Good news and bad news.  First the good news.  The affinity sampler works pretty OK for different isolated seed silhouettes.  Here are a few examples with lima beans, barley, and wheat (respectively):


   

I've also made a few adjustments to from the earlier version, so that (1) magnification in X and Y directions is correlated, and (2) likelihood and prior seem to be a little more in balance, I guess.
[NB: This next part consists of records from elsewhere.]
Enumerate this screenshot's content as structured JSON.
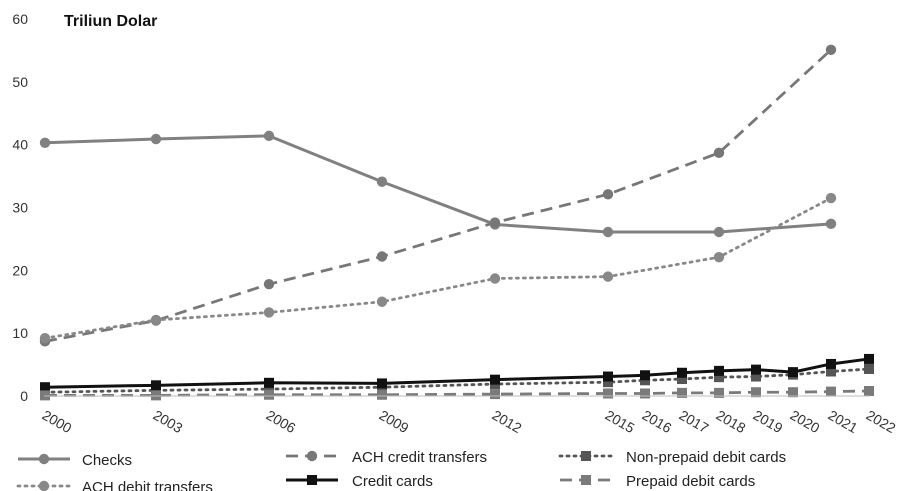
{
  "chart_data": {
    "type": "line",
    "title": "Triliun Dolar",
    "xlabel": "",
    "ylabel": "",
    "ylim": [
      0,
      60
    ],
    "yticks": [
      0,
      10,
      20,
      30,
      40,
      50,
      60
    ],
    "x": [
      "2000",
      "2003",
      "2006",
      "2009",
      "2012",
      "2015",
      "2016",
      "2017",
      "2018",
      "2019",
      "2020",
      "2021",
      "2022"
    ],
    "grid": false,
    "legend_position": "bottom",
    "series": [
      {
        "name": "Checks",
        "color": "#808080",
        "style": "solid",
        "marker": "circle",
        "x": [
          "2000",
          "2003",
          "2006",
          "2009",
          "2012",
          "2015",
          "2018",
          "2021"
        ],
        "values": [
          40.3,
          40.9,
          41.4,
          34.1,
          27.3,
          26.1,
          26.1,
          27.4
        ]
      },
      {
        "name": "ACH credit transfers",
        "color": "#777777",
        "style": "dashed",
        "marker": "circle",
        "x": [
          "2000",
          "2003",
          "2006",
          "2009",
          "2012",
          "2015",
          "2018",
          "2021"
        ],
        "values": [
          8.7,
          12.0,
          17.8,
          22.2,
          27.6,
          32.1,
          38.7,
          55.1
        ]
      },
      {
        "name": "Non-prepaid debit cards",
        "color": "#555555",
        "style": "dotted",
        "marker": "square",
        "x": [
          "2000",
          "2003",
          "2006",
          "2009",
          "2012",
          "2015",
          "2016",
          "2017",
          "2018",
          "2019",
          "2020",
          "2021",
          "2022"
        ],
        "values": [
          0.6,
          0.9,
          1.1,
          1.4,
          1.9,
          2.2,
          2.5,
          2.7,
          3.0,
          3.1,
          3.4,
          3.9,
          4.3
        ]
      },
      {
        "name": "ACH debit transfers",
        "color": "#888888",
        "style": "dotted",
        "marker": "circle",
        "x": [
          "2000",
          "2003",
          "2006",
          "2009",
          "2012",
          "2015",
          "2018",
          "2021"
        ],
        "values": [
          9.2,
          12.1,
          13.3,
          15.0,
          18.7,
          19.0,
          22.1,
          31.5
        ]
      },
      {
        "name": "Credit cards",
        "color": "#111111",
        "style": "solid",
        "marker": "square",
        "x": [
          "2000",
          "2003",
          "2006",
          "2009",
          "2012",
          "2015",
          "2016",
          "2017",
          "2018",
          "2019",
          "2020",
          "2021",
          "2022"
        ],
        "values": [
          1.4,
          1.7,
          2.1,
          2.0,
          2.6,
          3.1,
          3.3,
          3.7,
          4.0,
          4.2,
          3.8,
          5.1,
          5.9
        ]
      },
      {
        "name": "Prepaid debit cards",
        "color": "#7a7a7a",
        "style": "dashed",
        "marker": "square",
        "x": [
          "2000",
          "2003",
          "2006",
          "2009",
          "2012",
          "2015",
          "2016",
          "2017",
          "2018",
          "2019",
          "2020",
          "2021",
          "2022"
        ],
        "values": [
          0.1,
          0.1,
          0.2,
          0.2,
          0.3,
          0.4,
          0.4,
          0.5,
          0.5,
          0.6,
          0.6,
          0.7,
          0.8
        ]
      }
    ]
  }
}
  1. Correlated magnification:  this change represents additional prior knowledge that hadn't occurred to me yet.  The affinity model permits magnifying the X and Y axes by different amounts, which I think is appropriate, but I had let those magnifications move completely independent of each other.  That left the door open for the sampler to project one of the seeds into a thin filament.  However, when a seed is small in one direction, doesn't that suggest it is likely to be small in the perpendicular direction?  I added a correlation, therefore, to the two magnifications (which is kind of a pain because independent variables are so much easier to work with).
  2. Balancing prior and likelihood.  This is a subject that Kobus tells me often arises in a statistical model, but is somewhat difficult to specify precisely.  In general, if and when the likelihood and prior get into a tug-of-war, we want them to be roughly matched in strength.  We don't want one to be able to overwhelm the other.  Unfortunately it seems to be something of an empirical art how to achieve this balance. It would be nice if we had a principled way to find the best balance.
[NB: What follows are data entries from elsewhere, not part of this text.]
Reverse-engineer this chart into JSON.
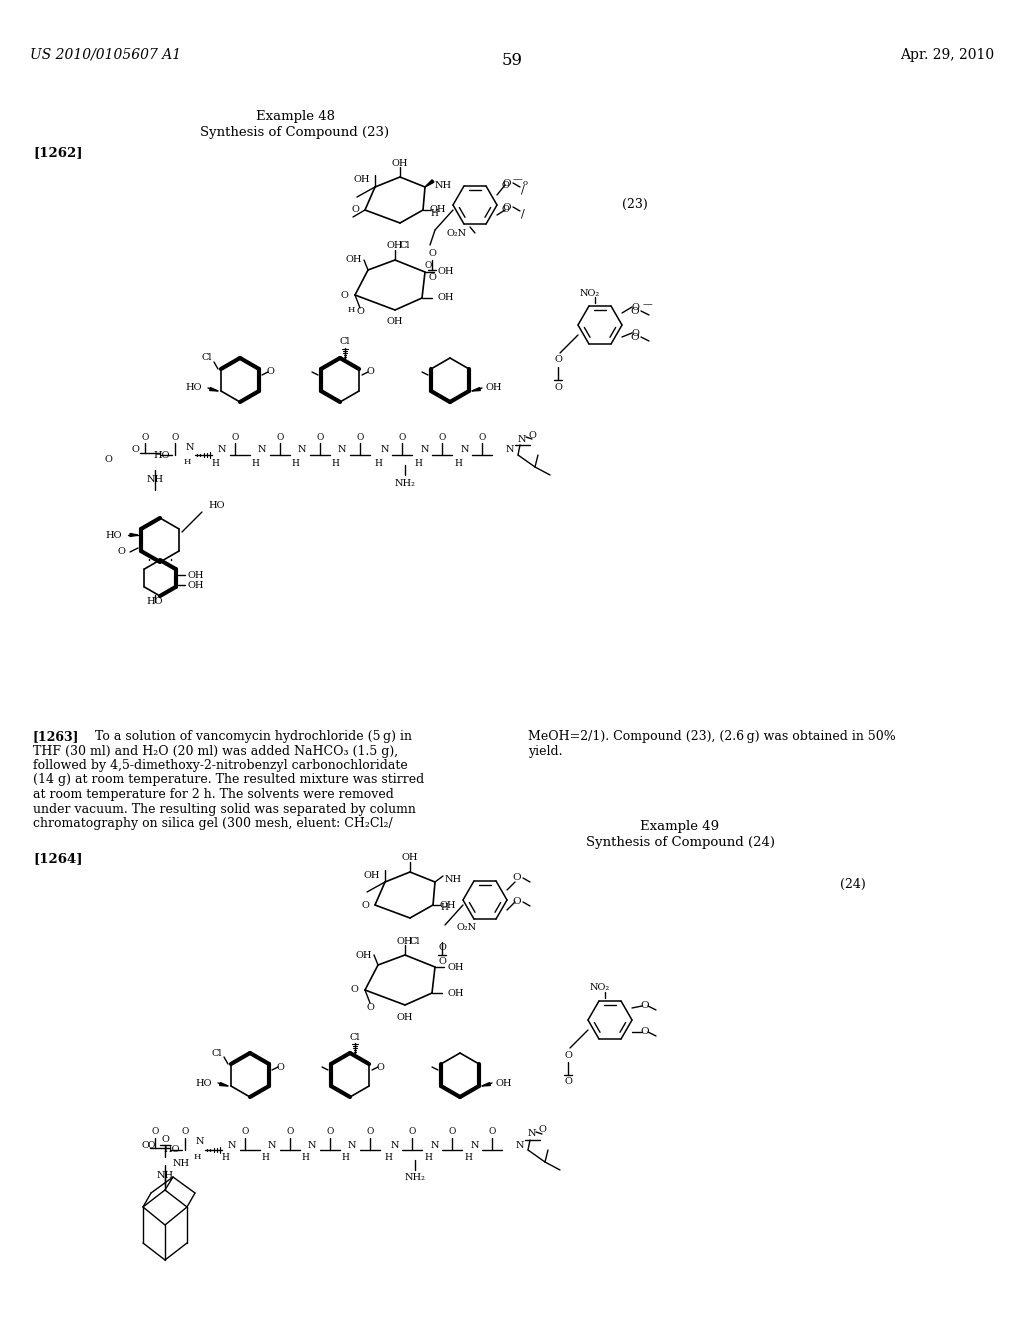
{
  "background_color": "#ffffff",
  "page_number": "59",
  "header_left": "US 2010/0105607 A1",
  "header_right": "Apr. 29, 2010",
  "example48_line1": "Example 48",
  "example48_line2": "Synthesis of Compound (23)",
  "label_1262": "[1262]",
  "compound23_label": "(23)",
  "para1263_col1": "[1263]   To a solution of vancomycin hydrochloride (5 g) in\nTHF (30 ml) and H₂O (20 ml) was added NaHCO₃ (1.5 g),\nfollowed by 4,5-dimethoxy-2-nitrobenzyl carbonochloridate\n(14 g) at room temperature. The resulted mixture was stirred\nat room temperature for 2 h. The solvents were removed\nunder vacuum. The resulting solid was separated by column\nchromatography on silica gel (300 mesh, eluent: CH₂Cl₂/",
  "para1263_col2": "MeOH=2/1). Compound (23), (2.6 g) was obtained in 50%\nyield.",
  "example49_line1": "Example 49",
  "example49_line2": "Synthesis of Compound (24)",
  "label_1264": "[1264]",
  "compound24_label": "(24)"
}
To show an example of what I'm talking about, below I show the lima bean example with two alternative models.  In the first one below, the prior does not correlate the two magnifications, so the bean projection gets super-skinny.  Also, the likelihood sort of overpowers the prior, so the sampler is "terrified"* of expanding the proposal outside the bounds of the red bean.  It gets kind of stuck, therefore, and wastes a lot of time on weak proposals, and doesn't get to a plausible magnification until it's too late.  In the second example, the likelihood is underpowered, and so the sampler "barely listens" to the data; the effect is aimless wandering.
 

* hope you don't mind me anthropomorphizing a bit.

So that's the good news.  The bad news is that the model is incomplete.  Kobus has convinced me that I need to add edge information into the likelihood.  The above is working nicely on isolated seeds, but touching seeds will need more clues about how to fit a template to the data -- a lesson that Kobus and Joe Schlect discovered working with furniture images.